The authors of the paper protested that this constituted the error of controlling for a step on the causal pathway. They are clearly wrong. Since both that variable and vaping status were values from t1, it is literally impossible that one caused the other. A cause-effect relationship requires that the effect occur later in time, not simultaneously. Anyone who understands causation — or merely follows the recipes for sketching out causal diagrams — can see this.

Thinking in terms of causal diagrams also illustrates what the authors seemed to be groping for but garbled because they do not really understand what they are doing. When using a causal diagram as an aid to modeling, it is often useful to add earlier values for the measured variables. These will almost certainly be causes of the later values for the same variables, and they might be causes of other variables too. So in the present case, vaping status at an earlier time, t0, might(!) have been a cause of the quantity smoked at t1. It is fairly clear that the authors — having never seriously thought it through — are conflating the variable they had (vaping status at t1) with the latent (i.e., unobserved) variable, vaping status at t0. Perhaps they wished they could have analyzed the effect of vaping status at t0 on smoking at t2, but that was not what they actually did.

Vaping status at t0 could (theoretically!) have caused the quantity smoked at t1, which is indeed an intermediate step on the pathway from t0 to quantity smoked at t2 (which is exactly the reason it needs to be controlled for in the statistical model in the paper, which looks at associations between variables from t1 and t2).
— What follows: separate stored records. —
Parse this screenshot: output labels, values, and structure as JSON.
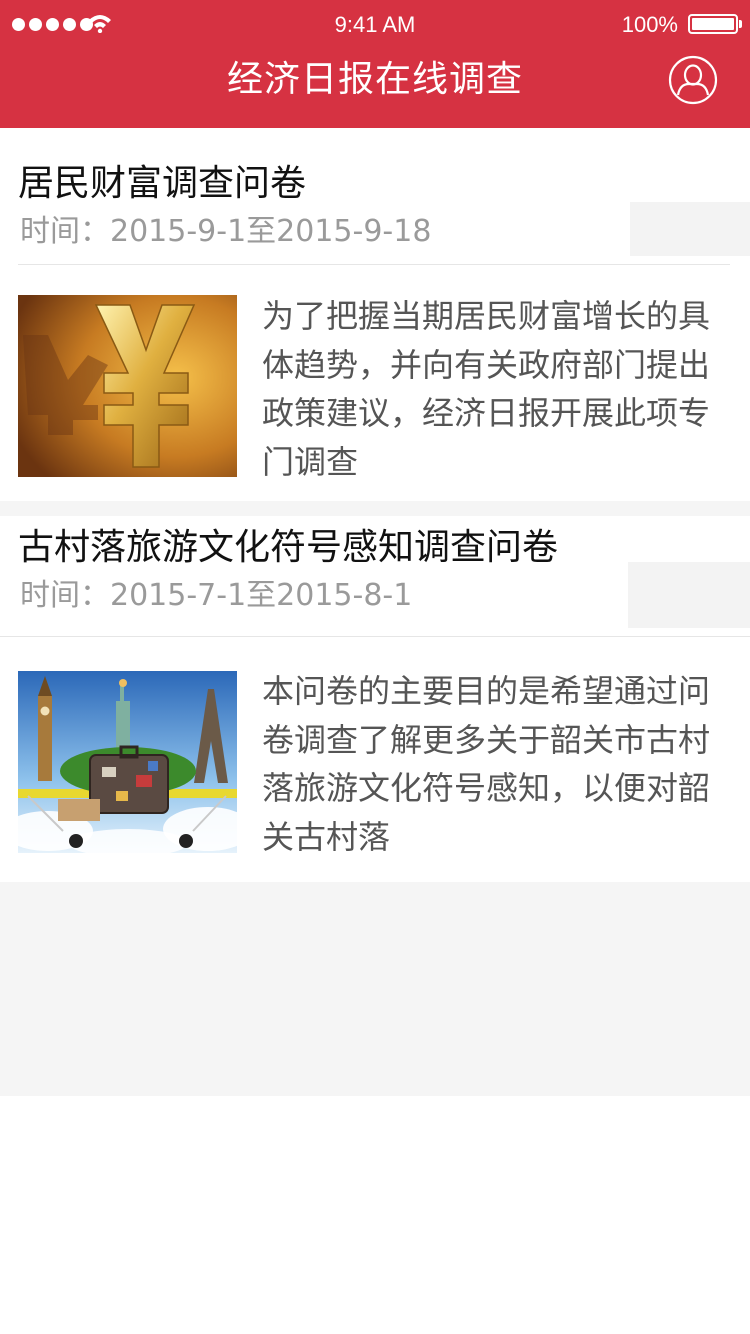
{
  "status_bar": {
    "time": "9:41 AM",
    "battery": "100%"
  },
  "header": {
    "title": "经济日报在线调查",
    "user_icon": "user-circle-icon"
  },
  "surveys": [
    {
      "title": "居民财富调查问卷",
      "date": "时间：2015-9-1至2015-9-18",
      "image": "gold-yuan-symbol",
      "description": "为了把握当期居民财富增长的具体趋势，并向有关政府部门提出政策建议，经济日报开展此项专门调查"
    },
    {
      "title": "古村落旅游文化符号感知调查问卷",
      "date": "时间：2015-7-1至2015-8-1",
      "image": "travel-suitcase-landmarks",
      "description": "本问卷的主要目的是希望通过问卷调查了解更多关于韶关市古村落旅游文化符号感知，以便对韶关古村落"
    }
  ],
  "colors": {
    "brand_red": "#d63242",
    "page_bg": "#f5f5f5",
    "meta_gray": "#9a9a9a"
  }
}
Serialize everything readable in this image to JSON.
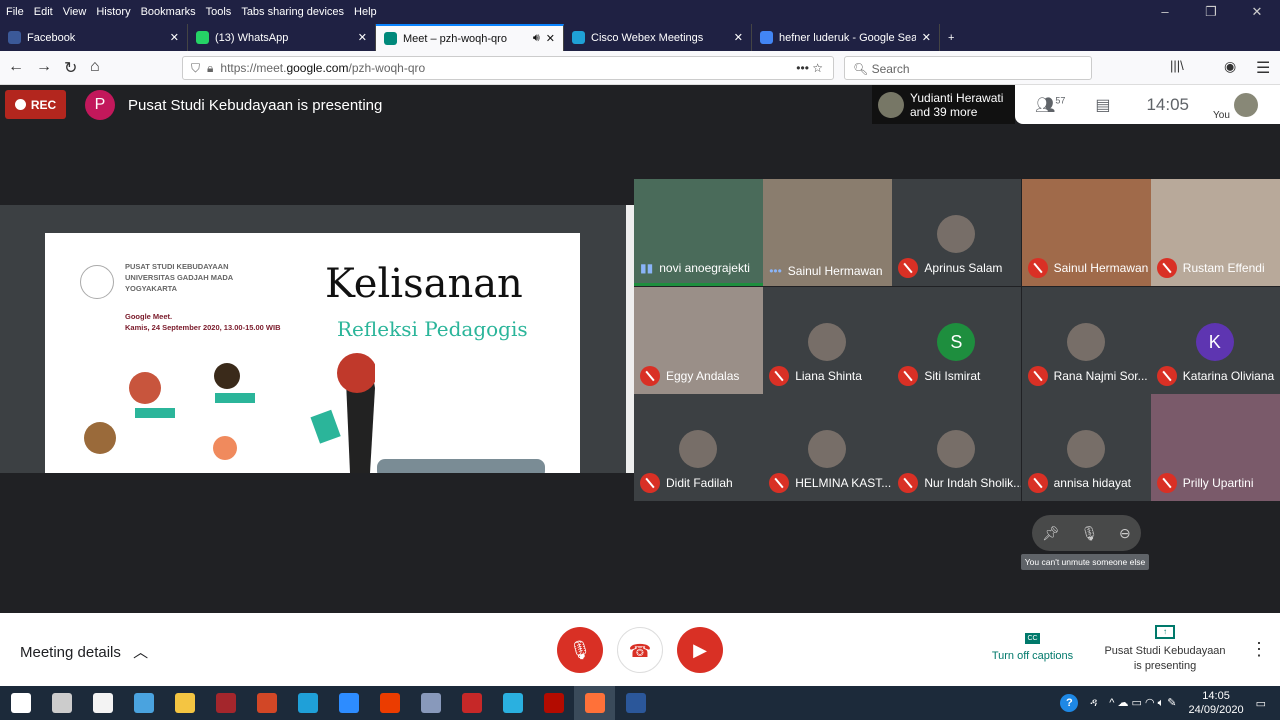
{
  "menu": [
    "File",
    "Edit",
    "View",
    "History",
    "Bookmarks",
    "Tools",
    "Tabs sharing devices",
    "Help"
  ],
  "tabs": [
    {
      "title": "Facebook",
      "icon": "facebook-icon",
      "color": "#3b5998",
      "active": false
    },
    {
      "title": "(13) WhatsApp",
      "icon": "whatsapp-icon",
      "color": "#25d366",
      "active": false
    },
    {
      "title": "Meet – pzh-woqh-qro",
      "icon": "meet-icon",
      "color": "#00897b",
      "active": true
    },
    {
      "title": "Cisco Webex Meetings",
      "icon": "webex-icon",
      "color": "#1fa1d6",
      "active": false
    },
    {
      "title": "hefner luderuk - Google Search",
      "icon": "google-icon",
      "color": "#4285f4",
      "active": false
    }
  ],
  "url": {
    "prefix": "https://meet.",
    "domain": "google.com",
    "path": "/pzh-woqh-qro"
  },
  "search_placeholder": "Search",
  "meet": {
    "rec": "REC",
    "presenter_initial": "P",
    "presenting_title": "Pusat Studi Kebudayaan is presenting",
    "speaker": "Yudianti Herawati",
    "speaker_more": "and 39 more",
    "participant_count": "57",
    "time": "14:05",
    "you": "You"
  },
  "slide": {
    "org": [
      "PUSAT STUDI KEBUDAYAAN",
      "UNIVERSITAS GADJAH MADA",
      "YOGYAKARTA"
    ],
    "meet_line1": "Google Meet.",
    "meet_line2": "Kamis, 24 September 2020, 13.00-15.00 WIB",
    "title": "Kelisanan",
    "subtitle": "Refleksi Pedagogis"
  },
  "participants": [
    {
      "name": "novi anoegrajekti",
      "type": "video",
      "status": "speaking"
    },
    {
      "name": "Sainul Hermawan",
      "type": "video",
      "status": "unmuted"
    },
    {
      "name": "Aprinus Salam",
      "type": "avatar",
      "status": "muted"
    },
    {
      "name": "Sainul Hermawan",
      "type": "video",
      "status": "muted"
    },
    {
      "name": "Rustam Effendi",
      "type": "video",
      "status": "muted"
    },
    {
      "name": "Eggy Andalas",
      "type": "video",
      "status": "muted"
    },
    {
      "name": "Liana Shinta",
      "type": "avatar",
      "status": "muted"
    },
    {
      "name": "Siti Ismirat",
      "type": "letter",
      "letter": "S",
      "color": "#1e8e3e",
      "status": "muted"
    },
    {
      "name": "Rana Najmi Sor...",
      "type": "avatar",
      "status": "muted"
    },
    {
      "name": "Katarina Oliviana",
      "type": "letter",
      "letter": "K",
      "color": "#5e35b1",
      "status": "muted"
    },
    {
      "name": "Didit Fadilah",
      "type": "avatar",
      "status": "muted"
    },
    {
      "name": "HELMINA KAST...",
      "type": "avatar",
      "status": "muted"
    },
    {
      "name": "Nur Indah Sholik...",
      "type": "avatar",
      "status": "muted"
    },
    {
      "name": "annisa hidayat",
      "type": "avatar",
      "status": "muted"
    },
    {
      "name": "Prilly Upartini",
      "type": "video",
      "status": "muted"
    }
  ],
  "tooltip": "You can't unmute someone else",
  "bottom": {
    "details": "Meeting details",
    "captions": "Turn off captions",
    "presenting": "Pusat Studi Kebudayaan is presenting"
  },
  "taskbar": {
    "time": "14:05",
    "date": "24/09/2020"
  }
}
Thus, if the calculation had been to estimate how vaping status at t0 affects quantity smoked at t2, then quantity smoked at t1 would indeed be a step on the causal pathway as the original authors claimed. But that was not the model in the paper. What was calculated was “effect of vaping status at t1 on quantity smoked at t2,” so the authors apparently do not understand their own analysis.
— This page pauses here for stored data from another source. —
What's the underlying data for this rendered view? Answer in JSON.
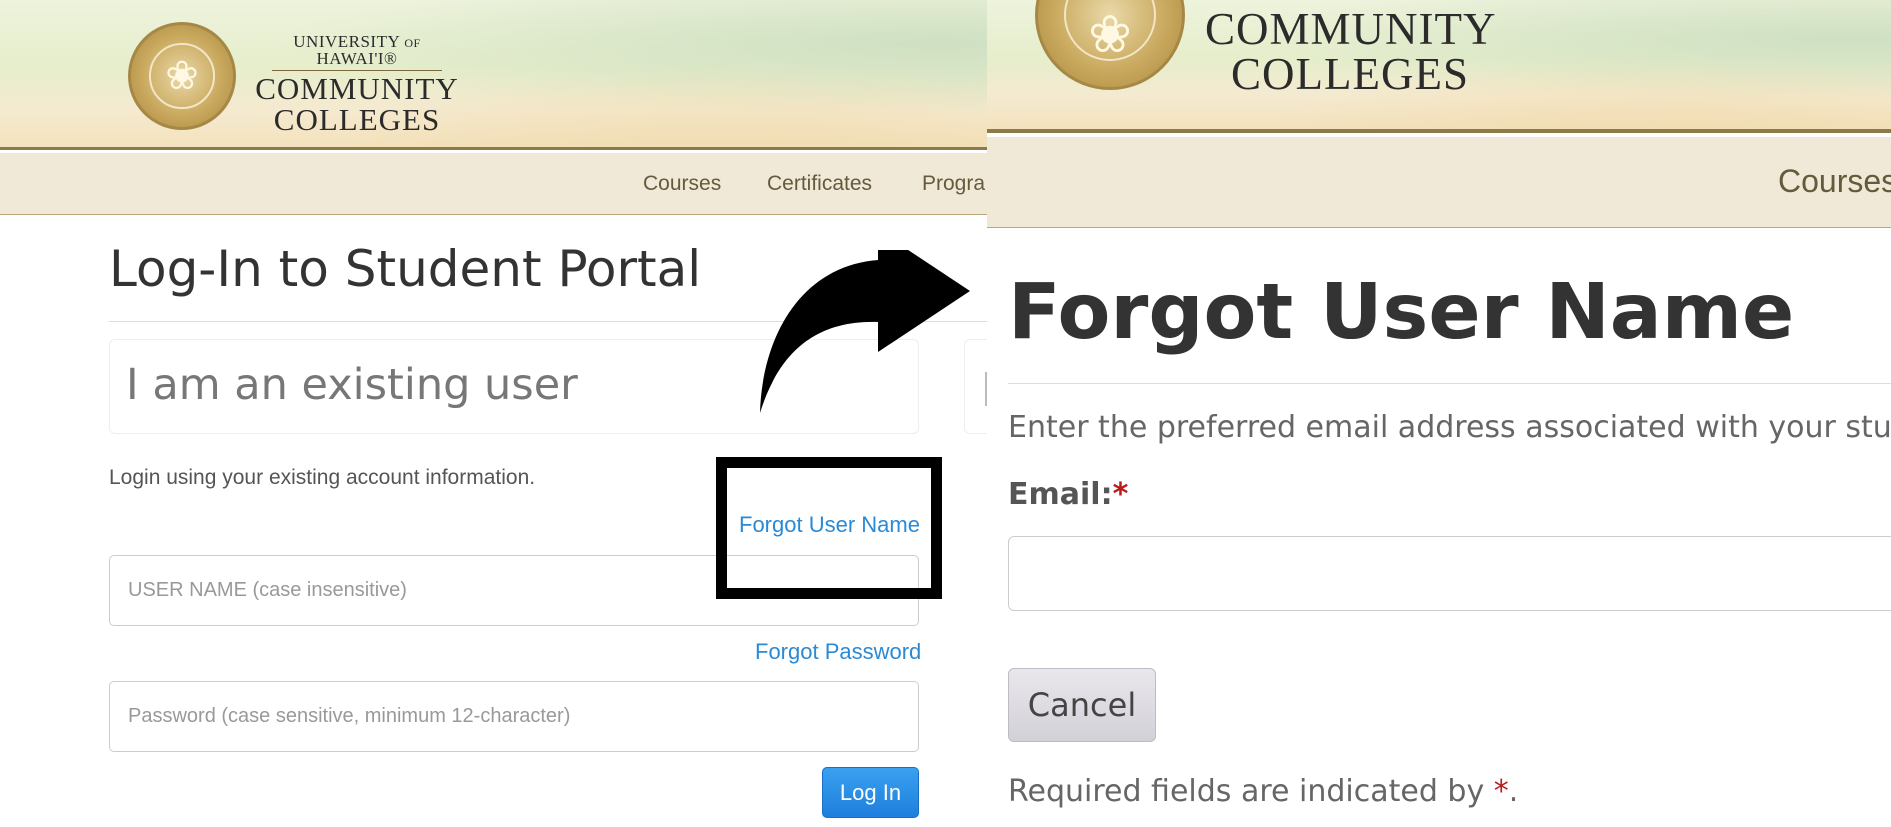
{
  "left": {
    "logo": {
      "university": "UNIVERSITY of HAWAI'I®",
      "line1": "COMMUNITY",
      "line2": "COLLEGES"
    },
    "nav": [
      "Courses",
      "Certificates",
      "Progra"
    ],
    "page_title": "Log-In to Student Portal",
    "panel_title": "I am an existing user",
    "help_text": "Login using your existing account information.",
    "forgot_user_link": "Forgot User Name",
    "username_placeholder": "USER NAME (case insensitive)",
    "forgot_password_link": "Forgot Password",
    "password_placeholder": "Password (case sensitive, minimum 12-character)",
    "login_button": "Log In"
  },
  "right": {
    "logo": {
      "line1": "COMMUNITY",
      "line2": "COLLEGES"
    },
    "nav": [
      "Courses"
    ],
    "page_title": "Forgot User Name",
    "help_text": "Enter the preferred email address associated with your student",
    "email_label": "Email:",
    "required_mark": "*",
    "cancel_button": "Cancel",
    "required_note_prefix": "Required fields are indicated by ",
    "required_note_suffix": "."
  },
  "annotations": {
    "arrow_icon": "curved-arrow-icon",
    "highlight_color": "#000000"
  },
  "colors": {
    "link": "#2a8ad6",
    "login_button": "#1e7fdc",
    "nav_bg": "#f0e9d8",
    "required": "#b71c1c"
  }
}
Moreover, when they make this mistake they are effectively saying “the much higher smoking quantity among vapers at t1 was caused by vaping at t0, so you should not control for it.” But notice that this assumes the conclusion, that vaping causes increases in smoking quantity. The circular “logic” goes: “You cannot control for quantity smoked at t1 because higher quantities were caused by vaping. When you don’t control for it, our results suggest that vaping causes higher smoking quantity. This means that we were right to not control for it.” Um, yeah.

Finally, if you actually analyze the data in the way the authors apparently had in mind, then there is nothing useful at all about this study. It is just the same old worthless cross-sectional study that has been done dozens of times: Measure vaping and smoking status at t1, observe that they are associated, and pretend the obvious confounding does not exist. Also pretend that vaping status was measured at t0 rather than t1 so the causation can only run one direction (i.e., ignore the possibility that smoking more caused vaping). Yes, technically they measured smoking at t2, but — and this is the whole point — since that value is basically just a proxy for smoking at t1, this is a red herring.
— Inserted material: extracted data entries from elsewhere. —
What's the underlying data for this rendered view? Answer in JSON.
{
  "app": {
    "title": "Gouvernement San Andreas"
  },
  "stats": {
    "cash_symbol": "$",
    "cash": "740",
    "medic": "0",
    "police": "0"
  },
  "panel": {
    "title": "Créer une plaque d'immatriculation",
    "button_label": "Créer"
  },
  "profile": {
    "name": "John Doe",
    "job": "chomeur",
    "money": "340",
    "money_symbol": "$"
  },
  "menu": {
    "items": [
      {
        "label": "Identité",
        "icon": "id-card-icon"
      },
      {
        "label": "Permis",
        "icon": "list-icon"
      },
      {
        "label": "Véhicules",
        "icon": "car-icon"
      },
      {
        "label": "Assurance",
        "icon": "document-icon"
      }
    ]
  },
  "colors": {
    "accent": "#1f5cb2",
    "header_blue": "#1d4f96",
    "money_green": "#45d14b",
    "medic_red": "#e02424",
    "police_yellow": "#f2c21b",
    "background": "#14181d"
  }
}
Some readers may have gotten a bit lost in all that. Here is a summary of the takeaways: Some variables should be controlled for, but most should not. Most of the others just add noise to the results, but they can be used to bias the results if inclusion is picked and chosen by the researchers to bolster their preferred result. Some variables are certain to make the estimate less accurate if they are controlled for, particularly if they are steps on the causal pathway of interest. It takes a bit of thinking — though seldom all that much — to figure out which variables fall into which of those categories. Such thinking is standard practice in proper epidemiology, but is basically never done in tobacco control or other “public health” research. In particular the Glantz cabal does not seem to be able to figure out how to do it (or are pretending not to). Finally, it turns out they accidentally designed a study method that could better assess the effect of vaping on smoking and, when done properly, it provided evidence there is no or little effect.